Et quand quelque part quelqu´un dit que les hommes sont cruels, il y a toujours quelqu´un d´autre pour répondre:
« La nature aussi est cruelle! »
Les atrocités du monde animal, bien sûr, tout le monde le sait. Non, pas celles contre les animaux, l´autre: celle des grandes bêtes qui mangent les petites, des femelles qui croquent la tête de leurs males pendant l amour et les achèvent après, des mamans qui tuent leur bébé le plus faible, et j´en passe certainement des plus cruelles!
Mais il y a bien pire dans la nature, quand les cieux et les arbres et les saisons s´en mêlent…
Lors de ma migration vers le sud, l´autre jour, j´ai assisté a un spectacle qui m´a brulé les ailes.

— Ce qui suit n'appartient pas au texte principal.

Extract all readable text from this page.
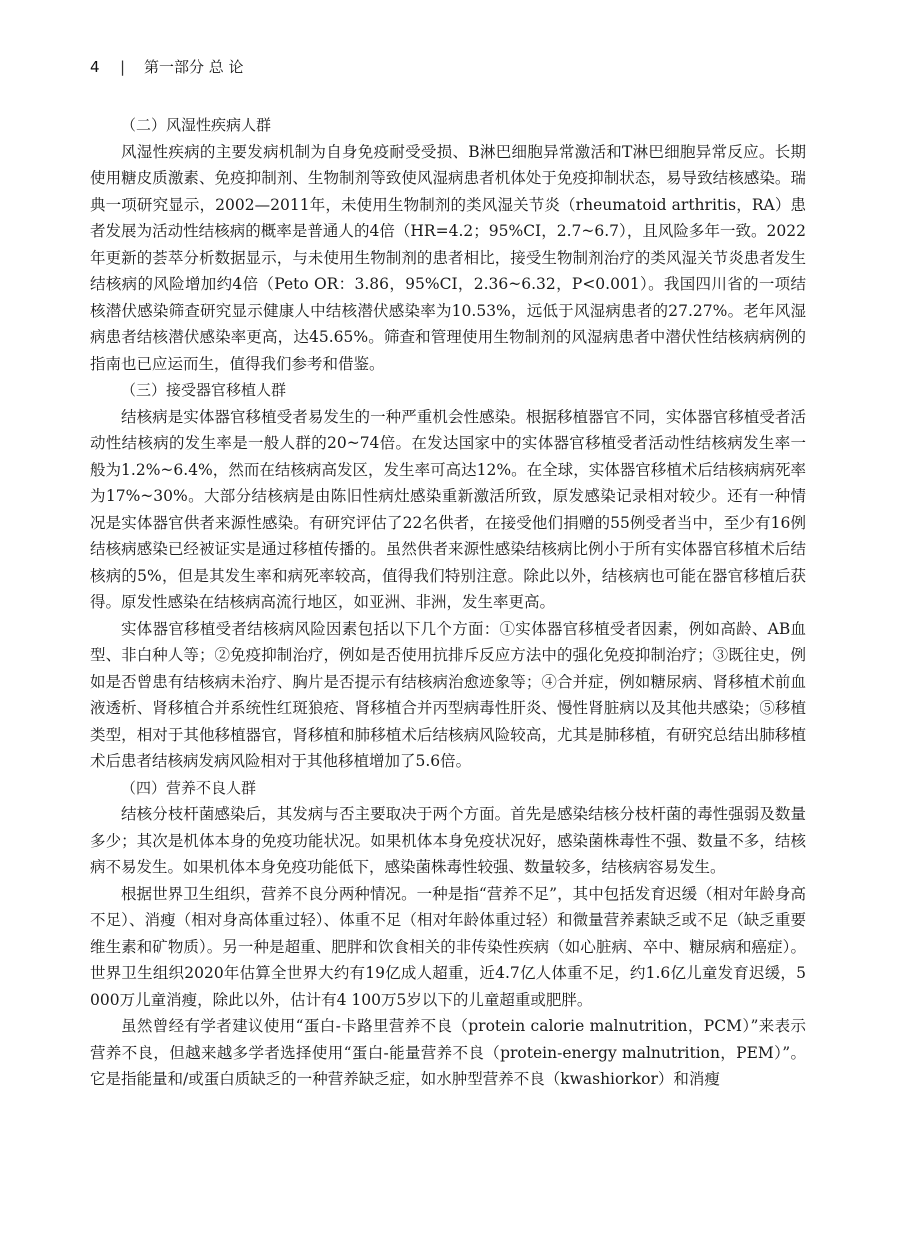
4 | 第一部分 总 论
（二）风湿性疾病人群

风湿性疾病的主要发病机制为自身免疫耐受受损、B淋巴细胞异常激活和T淋巴细胞异常反应。长期使用糖皮质激素、免疫抑制剂、生物制剂等致使风湿病患者机体处于免疫抑制状态，易导致结核感染。瑞典一项研究显示，2002—2011年，未使用生物制剂的类风湿关节炎（rheumatoid arthritis，RA）患者发展为活动性结核病的概率是普通人的4倍（HR=4.2；95%CI，2.7~6.7），且风险多年一致。2022年更新的荟萃分析数据显示，与未使用生物制剂的患者相比，接受生物制剂治疗的类风湿关节炎患者发生结核病的风险增加约4倍（Peto OR：3.86，95%CI，2.36~6.32，P<0.001）。我国四川省的一项结核潜伏感染筛查研究显示健康人中结核潜伏感染率为10.53%，远低于风湿病患者的27.27%。老年风湿病患者结核潜伏感染率更高，达45.65%。筛查和管理使用生物制剂的风湿病患者中潜伏性结核病病例的指南也已应运而生，值得我们参考和借鉴。

（三）接受器官移植人群

结核病是实体器官移植受者易发生的一种严重机会性感染。根据移植器官不同，实体器官移植受者活动性结核病的发生率是一般人群的20~74倍。在发达国家中的实体器官移植受者活动性结核病发生率一般为1.2%~6.4%，然而在结核病高发区，发生率可高达12%。在全球，实体器官移植术后结核病病死率为17%~30%。大部分结核病是由陈旧性病灶感染重新激活所致，原发感染记录相对较少。还有一种情况是实体器官供者来源性感染。有研究评估了22名供者，在接受他们捐赠的55例受者当中，至少有16例结核病感染已经被证实是通过移植传播的。虽然供者来源性感染结核病比例小于所有实体器官移植术后结核病的5%，但是其发生率和病死率较高，值得我们特别注意。除此以外，结核病也可能在器官移植后获得。原发性感染在结核病高流行地区，如亚洲、非洲，发生率更高。

实体器官移植受者结核病风险因素包括以下几个方面：①实体器官移植受者因素，例如高龄、AB血型、非白种人等；②免疫抑制治疗，例如是否使用抗排斥反应方法中的强化免疫抑制治疗；③既往史，例如是否曾患有结核病未治疗、胸片是否提示有结核病治愈迹象等；④合并症，例如糖尿病、肾移植术前血液透析、肾移植合并系统性红斑狼疮、肾移植合并丙型病毒性肝炎、慢性肾脏病以及其他共感染；⑤移植类型，相对于其他移植器官，肾移植和肺移植术后结核病风险较高，尤其是肺移植，有研究总结出肺移植术后患者结核病发病风险相对于其他移植增加了5.6倍。

（四）营养不良人群

结核分枝杆菌感染后，其发病与否主要取决于两个方面。首先是感染结核分枝杆菌的毒性强弱及数量多少；其次是机体本身的免疫功能状况。如果机体本身免疫状况好，感染菌株毒性不强、数量不多，结核病不易发生。如果机体本身免疫功能低下，感染菌株毒性较强、数量较多，结核病容易发生。

根据世界卫生组织，营养不良分两种情况。一种是指“营养不足”，其中包括发育迟缓（相对年龄身高不足）、消瘦（相对身高体重过轻）、体重不足（相对年龄体重过轻）和微量营养素缺乏或不足（缺乏重要维生素和矿物质）。另一种是超重、肥胖和饮食相关的非传染性疾病（如心脏病、卒中、糖尿病和癌症）。世界卫生组织2020年估算全世界大约有19亿成人超重，近4.7亿人体重不足，约1.6亿儿童发育迟缓，5 000万儿童消瘦，除此以外，估计有4 100万5岁以下的儿童超重或肥胖。

虽然曾经有学者建议使用“蛋白-卡路里营养不良（protein calorie malnutrition，PCM）”来表示营养不良，但越来越多学者选择使用“蛋白-能量营养不良（protein-energy malnutrition，PEM）”。它是指能量和/或蛋白质缺乏的一种营养缺乏症，如水肿型营养不良（kwashiorkor）和消瘦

Il y avait un parking en pleine nature, entouré d´arbres en fleur et envahi par les mauvais herbes, plus courtes déjà, et plus gentilles. Un ciel presque bleu, un air presque chaud. Un café partagé, une fenêtre de caravane, une peintre et un musicien. Le Printemps et l´Amour. Mais soudain le musicien a entendu un cri terrible déchirer le ciel, et le ciel s´est ouvert, et le feu a traversé l espace, et les fleurs des arbres ont pris feu, les arbres ont noirci et se sont mis à courir, à courir et à fuir. Une silhouette à mille têtes, blanche et vieille, presque transparente, les regardait passer, pleine de haine, et leur jetait un sort terrible, ce cri terrible qui avait déchiré le ciel.

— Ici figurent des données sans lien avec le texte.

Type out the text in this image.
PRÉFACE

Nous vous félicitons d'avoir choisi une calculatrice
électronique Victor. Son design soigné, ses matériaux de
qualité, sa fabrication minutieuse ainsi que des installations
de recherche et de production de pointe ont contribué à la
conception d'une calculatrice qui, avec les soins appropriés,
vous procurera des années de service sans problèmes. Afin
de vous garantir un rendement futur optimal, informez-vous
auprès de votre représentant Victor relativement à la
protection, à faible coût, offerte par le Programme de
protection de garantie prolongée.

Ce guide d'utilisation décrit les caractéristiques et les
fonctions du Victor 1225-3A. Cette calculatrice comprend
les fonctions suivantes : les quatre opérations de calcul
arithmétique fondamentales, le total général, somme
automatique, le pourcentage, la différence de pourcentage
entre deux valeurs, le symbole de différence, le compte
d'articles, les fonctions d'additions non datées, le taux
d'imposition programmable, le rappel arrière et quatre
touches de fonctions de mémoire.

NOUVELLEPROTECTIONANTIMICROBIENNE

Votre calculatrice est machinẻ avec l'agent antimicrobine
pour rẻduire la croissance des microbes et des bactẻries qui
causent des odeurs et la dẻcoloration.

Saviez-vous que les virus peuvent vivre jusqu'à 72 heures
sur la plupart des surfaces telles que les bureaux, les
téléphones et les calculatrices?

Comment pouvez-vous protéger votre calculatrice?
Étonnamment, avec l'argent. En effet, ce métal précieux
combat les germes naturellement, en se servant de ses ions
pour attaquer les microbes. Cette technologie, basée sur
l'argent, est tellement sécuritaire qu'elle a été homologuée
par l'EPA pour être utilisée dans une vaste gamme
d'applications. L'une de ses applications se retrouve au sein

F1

Il était trop tôt pour le Printemps, pas assez loin pour l´Amour. Alors la peintre et le musicien ont suivi les arbres et repris la route vers le Sud. En quittant le parking un dernier regard dans le rétroviseur. Du parking il ne restait plus que la froide transparence de l´hiver, et la solitude du monstre à mille têtes. Et moi. Les ailes brulées.